CartPoleTrackingCost gymnasium environment

An unactuated joint attaches a pole to a cart, which moves along a frictionless track. This environment is a modified version of the CartPole-v1 found in the Gymnasium package, with several key alterations:

The action space is continuous, contrasting with the original discrete setting.
Offers an optional feature to confine actions within the defined action space, preventing the agent from exceeding set boundaries when activated.
The reward function is replaced with a (positive definite) cost function (negated reward), in line with Lyapunov stability theory. This cost is the difference between a state variable and a reference value (error).
Maximum cart force is increased from 10 to 20.
Episode length is reduced from 500 to 250.
A termination cost of c=100 is introduced for early episode termination, to promote cost minimization.
The terminal angle limit is expanded from the original 12 degrees to 20 degrees, enhancing recovery potential.
The terminal position limit is extended from 2.4 meters to 10 meters, broadening the recovery range.
Velocity limits are adjusted from ±∞ to ±50, accelerating training.
Angular velocity termination threshold is lowered from ±∞ to ±50, likely for improved training efficiency.
Random initial state range is modified from [-0.05, 0.05] to [-5, 5] for the cart position and [-0.2, 0.2] for all other states, allowing for expanded exploration.

Additional modifications in our implementation:

Unlike the original environment’s fixed cost threshold of 100, this version allows users to adjust the maximum cost threshold improving training adaptability.
An extra termination criterion for cumulative costs over 100 is added to hasten training.
The gravity constant is adjusted back from 10 to the real-world value of 9.8, aligning it closer with the original CartPole environment.
The stabilization objective is replaced with a reference tracking task for enhanced control.
Two additional observations are introduced, facilitating reference tracking.
The info dictionary now provides extra information about the reference to be tracked.
The data types for action and observation spaces are set to np.float64, diverging from the np.float32 used by Han et al. 2020. This aligns the Gymnasium implementation with the original CartPole environment.

These modifications were first described in Han et al. 2020 and further adapted in our version for enhanced training and exploration.

Observation space

By default, the environment returns the following observation:

\(x\) - Cart Position.
\(x_{dot}\) - Cart Velocity.
\(w\) - Pole angle.
\(w_{dot}\) - Pole angle velocity.
\(x_{ref}\) - The cart position reference.
\(x_{ref\_error}\) - The reference tracking error.

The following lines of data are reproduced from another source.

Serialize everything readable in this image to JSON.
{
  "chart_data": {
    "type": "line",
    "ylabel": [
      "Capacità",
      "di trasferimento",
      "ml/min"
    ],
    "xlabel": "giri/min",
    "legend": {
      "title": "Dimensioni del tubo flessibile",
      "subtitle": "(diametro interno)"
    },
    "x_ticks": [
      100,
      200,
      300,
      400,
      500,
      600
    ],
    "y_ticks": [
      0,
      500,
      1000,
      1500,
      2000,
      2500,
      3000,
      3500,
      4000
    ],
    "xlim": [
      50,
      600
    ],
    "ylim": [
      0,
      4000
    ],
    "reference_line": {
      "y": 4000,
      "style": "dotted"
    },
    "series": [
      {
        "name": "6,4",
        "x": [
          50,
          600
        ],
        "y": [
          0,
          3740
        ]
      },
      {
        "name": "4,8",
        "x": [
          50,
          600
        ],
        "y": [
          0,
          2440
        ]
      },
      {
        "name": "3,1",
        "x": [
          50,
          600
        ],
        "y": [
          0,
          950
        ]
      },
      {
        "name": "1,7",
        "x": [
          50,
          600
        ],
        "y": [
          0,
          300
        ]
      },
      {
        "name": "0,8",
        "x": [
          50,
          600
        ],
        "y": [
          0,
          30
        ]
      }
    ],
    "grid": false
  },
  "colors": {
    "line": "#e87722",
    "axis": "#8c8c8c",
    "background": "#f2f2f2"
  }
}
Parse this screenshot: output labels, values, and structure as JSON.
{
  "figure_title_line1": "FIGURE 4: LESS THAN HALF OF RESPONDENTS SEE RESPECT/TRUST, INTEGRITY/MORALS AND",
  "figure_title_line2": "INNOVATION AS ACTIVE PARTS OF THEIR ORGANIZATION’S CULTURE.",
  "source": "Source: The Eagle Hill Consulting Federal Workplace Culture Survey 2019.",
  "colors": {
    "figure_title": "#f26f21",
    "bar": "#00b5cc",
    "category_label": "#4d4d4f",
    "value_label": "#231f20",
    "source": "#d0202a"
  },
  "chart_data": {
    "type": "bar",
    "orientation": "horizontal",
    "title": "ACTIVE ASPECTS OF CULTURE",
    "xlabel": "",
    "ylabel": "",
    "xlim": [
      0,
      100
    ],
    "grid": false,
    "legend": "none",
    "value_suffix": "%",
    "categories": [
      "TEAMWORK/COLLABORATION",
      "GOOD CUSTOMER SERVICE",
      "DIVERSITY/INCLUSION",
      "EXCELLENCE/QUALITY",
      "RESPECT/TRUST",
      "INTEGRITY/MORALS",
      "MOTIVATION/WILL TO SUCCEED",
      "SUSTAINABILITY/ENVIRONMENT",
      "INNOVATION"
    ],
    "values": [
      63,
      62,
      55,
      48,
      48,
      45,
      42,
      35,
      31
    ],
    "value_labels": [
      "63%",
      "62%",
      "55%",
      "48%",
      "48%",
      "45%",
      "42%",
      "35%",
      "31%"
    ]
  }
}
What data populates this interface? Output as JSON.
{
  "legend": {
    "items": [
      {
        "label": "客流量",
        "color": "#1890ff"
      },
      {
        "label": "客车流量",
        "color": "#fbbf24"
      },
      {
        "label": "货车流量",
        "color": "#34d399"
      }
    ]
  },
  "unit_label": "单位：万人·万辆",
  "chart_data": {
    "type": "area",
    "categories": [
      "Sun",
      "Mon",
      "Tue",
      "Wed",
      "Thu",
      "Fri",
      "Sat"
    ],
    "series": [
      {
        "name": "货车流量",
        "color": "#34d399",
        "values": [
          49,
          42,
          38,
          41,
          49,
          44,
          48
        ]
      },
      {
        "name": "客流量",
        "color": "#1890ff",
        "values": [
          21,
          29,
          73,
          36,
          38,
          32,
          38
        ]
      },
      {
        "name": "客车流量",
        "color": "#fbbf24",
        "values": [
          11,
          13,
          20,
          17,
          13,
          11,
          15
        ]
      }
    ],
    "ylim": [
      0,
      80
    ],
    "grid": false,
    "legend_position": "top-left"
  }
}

The last two variables can be excluded from the observation space by setting the exclude_reference_from_observation and exclude_reference_error_from_observation environment arguments to True. Please note that the environment needs the reference or the reference error to be included in the observation space when the reference signal is not constant to function correctly. If both are excluded, the environment will raise an error.

Action space

u1: The x-force applied on the cart.

Episode Termination

An episode is terminated when:

Pole Angle is more than 60 degrees.
Cart Position is more than 10 m (center of the cart reaches the edge of the display).
Episode length is greater than 200.
The cost is greater than a set threshold (100 by default). This threshold can be changed using the max_cost environment argument.

Environment goals

The goal is similar to the original CartPole-v1 environment. The pendulum starts upright, and the goal is to prevent it from falling over by increasing and reducing the cart’s control force. This version adds a secondary goal, which is to track a cart position reference signal.

Cost function

The cost function of this environment is designed in such a way that it tries to minimize the error between the current cart position and a set reference position. Additionally, it also includes a penalty for the pole angle:

\[ cost = (x - x_{ref})^2 + (\theta / \theta_{threshold})^2 \]

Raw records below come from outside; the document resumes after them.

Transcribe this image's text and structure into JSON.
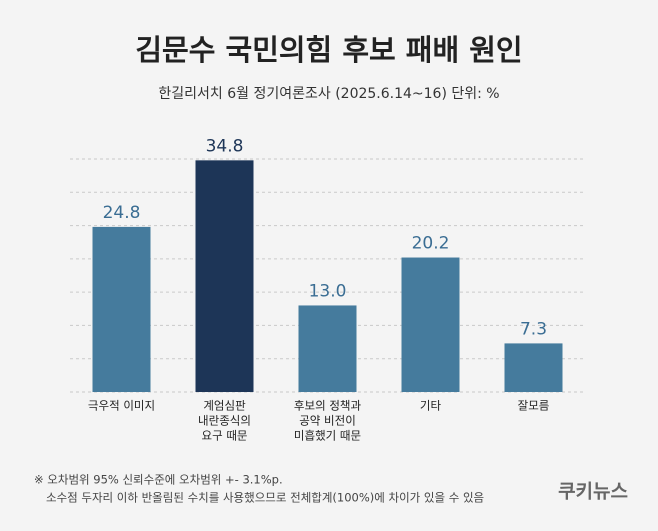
{
  "chart_data": {
    "type": "bar",
    "title": "김문수 국민의힘 후보 패배 원인",
    "subtitle": "한길리서치 6월 정기여론조사 (2025.6.14~16) 단위: %",
    "categories": [
      [
        "극우적 이미지"
      ],
      [
        "계엄심판",
        "내란종식의",
        "요구 때문"
      ],
      [
        "후보의 정책과",
        "공약 비전이",
        "미흡했기 때문"
      ],
      [
        "기타"
      ],
      [
        "잘모름"
      ]
    ],
    "values": [
      24.8,
      34.8,
      13.0,
      20.2,
      7.3
    ],
    "value_labels": [
      "24.8",
      "34.8",
      "13.0",
      "20.2",
      "7.3"
    ],
    "colors": [
      "#457b9d",
      "#1d3557",
      "#457b9d",
      "#457b9d",
      "#457b9d"
    ],
    "ylim": [
      0,
      35
    ],
    "yticks": [
      0,
      5,
      10,
      15,
      20,
      25,
      30,
      35
    ],
    "grid": true,
    "notes": [
      "※ 오차범위 95% 신뢰수준에 오차범위 +- 3.1%p.",
      "소수점 두자리 이하 반올림된 수치를 사용했으므로 전체합계(100%)에 차이가 있을 수 있음"
    ],
    "source": "쿠키뉴스"
  }
}
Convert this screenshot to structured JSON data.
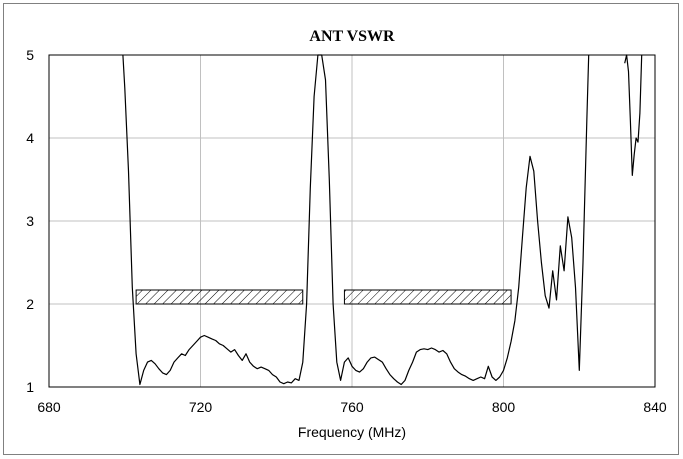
{
  "chart_data": {
    "type": "line",
    "title": "ANT VSWR",
    "xlabel": "Frequency (MHz)",
    "ylabel": "",
    "xlim": [
      680,
      840
    ],
    "ylim": [
      1,
      5
    ],
    "x_ticks": [
      680,
      720,
      760,
      800,
      840
    ],
    "y_ticks": [
      1,
      2,
      3,
      4,
      5
    ],
    "grid": true,
    "legend": "none",
    "colors": {
      "line": "#000000",
      "grid": "#c0c0c0",
      "frame": "#808080"
    },
    "spec_bands": [
      {
        "x_start": 703,
        "x_end": 747,
        "vswr_limit": 2.0
      },
      {
        "x_start": 758,
        "x_end": 802,
        "vswr_limit": 2.0
      }
    ],
    "series": [
      {
        "values": [
          [
            699.5,
            5.0
          ],
          [
            700,
            4.6
          ],
          [
            701,
            3.6
          ],
          [
            702,
            2.2
          ],
          [
            703,
            1.4
          ],
          [
            704,
            1.03
          ],
          [
            705,
            1.2
          ],
          [
            706,
            1.3
          ],
          [
            707,
            1.32
          ],
          [
            708,
            1.28
          ],
          [
            709,
            1.22
          ],
          [
            710,
            1.17
          ],
          [
            711,
            1.15
          ],
          [
            712,
            1.2
          ],
          [
            713,
            1.3
          ],
          [
            714,
            1.35
          ],
          [
            715,
            1.4
          ],
          [
            716,
            1.38
          ],
          [
            717,
            1.45
          ],
          [
            718,
            1.5
          ],
          [
            719,
            1.55
          ],
          [
            720,
            1.6
          ],
          [
            721,
            1.62
          ],
          [
            722,
            1.6
          ],
          [
            723,
            1.58
          ],
          [
            724,
            1.56
          ],
          [
            725,
            1.52
          ],
          [
            726,
            1.5
          ],
          [
            727,
            1.46
          ],
          [
            728,
            1.42
          ],
          [
            729,
            1.45
          ],
          [
            730,
            1.38
          ],
          [
            731,
            1.32
          ],
          [
            732,
            1.4
          ],
          [
            733,
            1.3
          ],
          [
            734,
            1.25
          ],
          [
            735,
            1.22
          ],
          [
            736,
            1.24
          ],
          [
            737,
            1.22
          ],
          [
            738,
            1.2
          ],
          [
            739,
            1.15
          ],
          [
            740,
            1.12
          ],
          [
            741,
            1.06
          ],
          [
            742,
            1.04
          ],
          [
            743,
            1.06
          ],
          [
            744,
            1.05
          ],
          [
            745,
            1.1
          ],
          [
            746,
            1.08
          ],
          [
            747,
            1.3
          ],
          [
            748,
            2.0
          ],
          [
            749,
            3.4
          ],
          [
            750,
            4.5
          ],
          [
            751,
            5.0
          ],
          [
            752,
            5.0
          ],
          [
            753,
            4.7
          ],
          [
            754,
            3.5
          ],
          [
            755,
            2.0
          ],
          [
            756,
            1.3
          ],
          [
            757,
            1.08
          ],
          [
            758,
            1.3
          ],
          [
            759,
            1.35
          ],
          [
            760,
            1.25
          ],
          [
            761,
            1.2
          ],
          [
            762,
            1.18
          ],
          [
            763,
            1.22
          ],
          [
            764,
            1.3
          ],
          [
            765,
            1.35
          ],
          [
            766,
            1.36
          ],
          [
            767,
            1.33
          ],
          [
            768,
            1.3
          ],
          [
            769,
            1.22
          ],
          [
            770,
            1.15
          ],
          [
            771,
            1.1
          ],
          [
            772,
            1.06
          ],
          [
            773,
            1.03
          ],
          [
            774,
            1.08
          ],
          [
            775,
            1.2
          ],
          [
            776,
            1.3
          ],
          [
            777,
            1.42
          ],
          [
            778,
            1.45
          ],
          [
            779,
            1.46
          ],
          [
            780,
            1.45
          ],
          [
            781,
            1.47
          ],
          [
            782,
            1.45
          ],
          [
            783,
            1.42
          ],
          [
            784,
            1.44
          ],
          [
            785,
            1.4
          ],
          [
            786,
            1.3
          ],
          [
            787,
            1.22
          ],
          [
            788,
            1.18
          ],
          [
            789,
            1.15
          ],
          [
            790,
            1.13
          ],
          [
            791,
            1.1
          ],
          [
            792,
            1.08
          ],
          [
            793,
            1.1
          ],
          [
            794,
            1.12
          ],
          [
            795,
            1.1
          ],
          [
            796,
            1.25
          ],
          [
            797,
            1.12
          ],
          [
            798,
            1.08
          ],
          [
            799,
            1.12
          ],
          [
            800,
            1.2
          ],
          [
            801,
            1.35
          ],
          [
            802,
            1.55
          ],
          [
            803,
            1.8
          ],
          [
            804,
            2.2
          ],
          [
            805,
            2.8
          ],
          [
            806,
            3.4
          ],
          [
            807,
            3.78
          ],
          [
            808,
            3.6
          ],
          [
            809,
            3.0
          ],
          [
            810,
            2.5
          ],
          [
            811,
            2.1
          ],
          [
            812,
            1.95
          ],
          [
            813,
            2.4
          ],
          [
            814,
            2.05
          ],
          [
            815,
            2.7
          ],
          [
            816,
            2.4
          ],
          [
            817,
            3.05
          ],
          [
            818,
            2.8
          ],
          [
            819,
            2.2
          ],
          [
            820,
            1.2
          ],
          [
            821,
            2.5
          ],
          [
            822,
            4.2
          ],
          [
            822.5,
            5.0
          ]
        ]
      },
      {
        "values": [
          [
            832,
            4.9
          ],
          [
            832.5,
            5.0
          ],
          [
            833,
            4.8
          ],
          [
            833.5,
            4.2
          ],
          [
            834,
            3.55
          ],
          [
            834.5,
            3.8
          ],
          [
            835,
            4.0
          ],
          [
            835.5,
            3.95
          ],
          [
            836,
            4.3
          ],
          [
            836.5,
            5.0
          ]
        ]
      }
    ]
  }
}
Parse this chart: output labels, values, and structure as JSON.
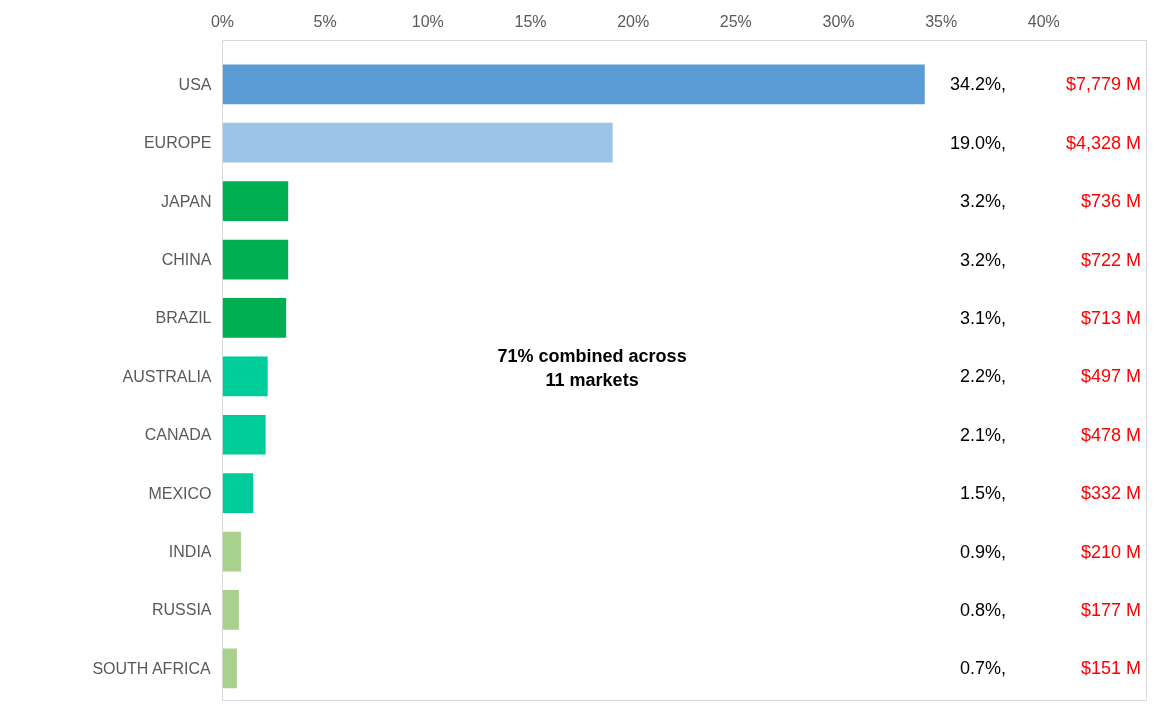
{
  "chart_data": {
    "type": "bar",
    "orientation": "horizontal",
    "categories": [
      "USA",
      "EUROPE",
      "JAPAN",
      "CHINA",
      "BRAZIL",
      "AUSTRALIA",
      "CANADA",
      "MEXICO",
      "INDIA",
      "RUSSIA",
      "SOUTH AFRICA"
    ],
    "values": [
      34.2,
      19.0,
      3.2,
      3.2,
      3.1,
      2.2,
      2.1,
      1.5,
      0.9,
      0.8,
      0.7
    ],
    "colors": [
      "#5b9bd5",
      "#9dc3e6",
      "#00b050",
      "#00b050",
      "#00b050",
      "#00cc99",
      "#00cc99",
      "#00cc99",
      "#a9d18e",
      "#a9d18e",
      "#a9d18e"
    ],
    "value_labels": [
      "34.2%, $7,779 M",
      "19.0%, $4,328 M",
      "3.2%, $736 M",
      "3.2%, $722 M",
      "3.1%, $713 M",
      "2.2%, $497 M",
      "2.1%, $478 M",
      "1.5%, $332 M",
      "0.9%, $210 M",
      "0.8%, $177 M",
      "0.7%, $151 M"
    ],
    "xlim": [
      0,
      45
    ],
    "xticks": [
      {
        "value": 0,
        "label": "0%"
      },
      {
        "value": 5,
        "label": "5%"
      },
      {
        "value": 10,
        "label": "10%"
      },
      {
        "value": 15,
        "label": "15%"
      },
      {
        "value": 20,
        "label": "20%"
      },
      {
        "value": 25,
        "label": "25%"
      },
      {
        "value": 30,
        "label": "30%"
      },
      {
        "value": 35,
        "label": "35%"
      },
      {
        "value": 40,
        "label": "40%"
      }
    ],
    "annotations": [
      "71% combined across\n11 markets"
    ],
    "grid": false
  }
}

The cost is between 0 and a set threshold value in both tasks, and the maximum cost is used when the episode is terminated.

Environment step return

In addition to the observations, the cost and a termination and truncation boolean, the environment also returns an info dictionary:

[observation, cost, termination, truncation, info_dict]

The info dictionary contains the following keys:

reference: The set cart position reference.
state_of_interest: The state that should track the reference (SOI).
reference_error: The error between SOI and the reference.

How to use

This environment is part of the Stable Gym package. It is therefore registered as the stable_gym:CartPoleTrackingCost-v1 gymnasium environment when you import the Stable Gym package. If you want to use the environment in stand-alone mode, you can register it yourself.

Warning

This environment is new and has not been thoroughly tested. As a result it may contain bugs and the cost function might be updated in the future.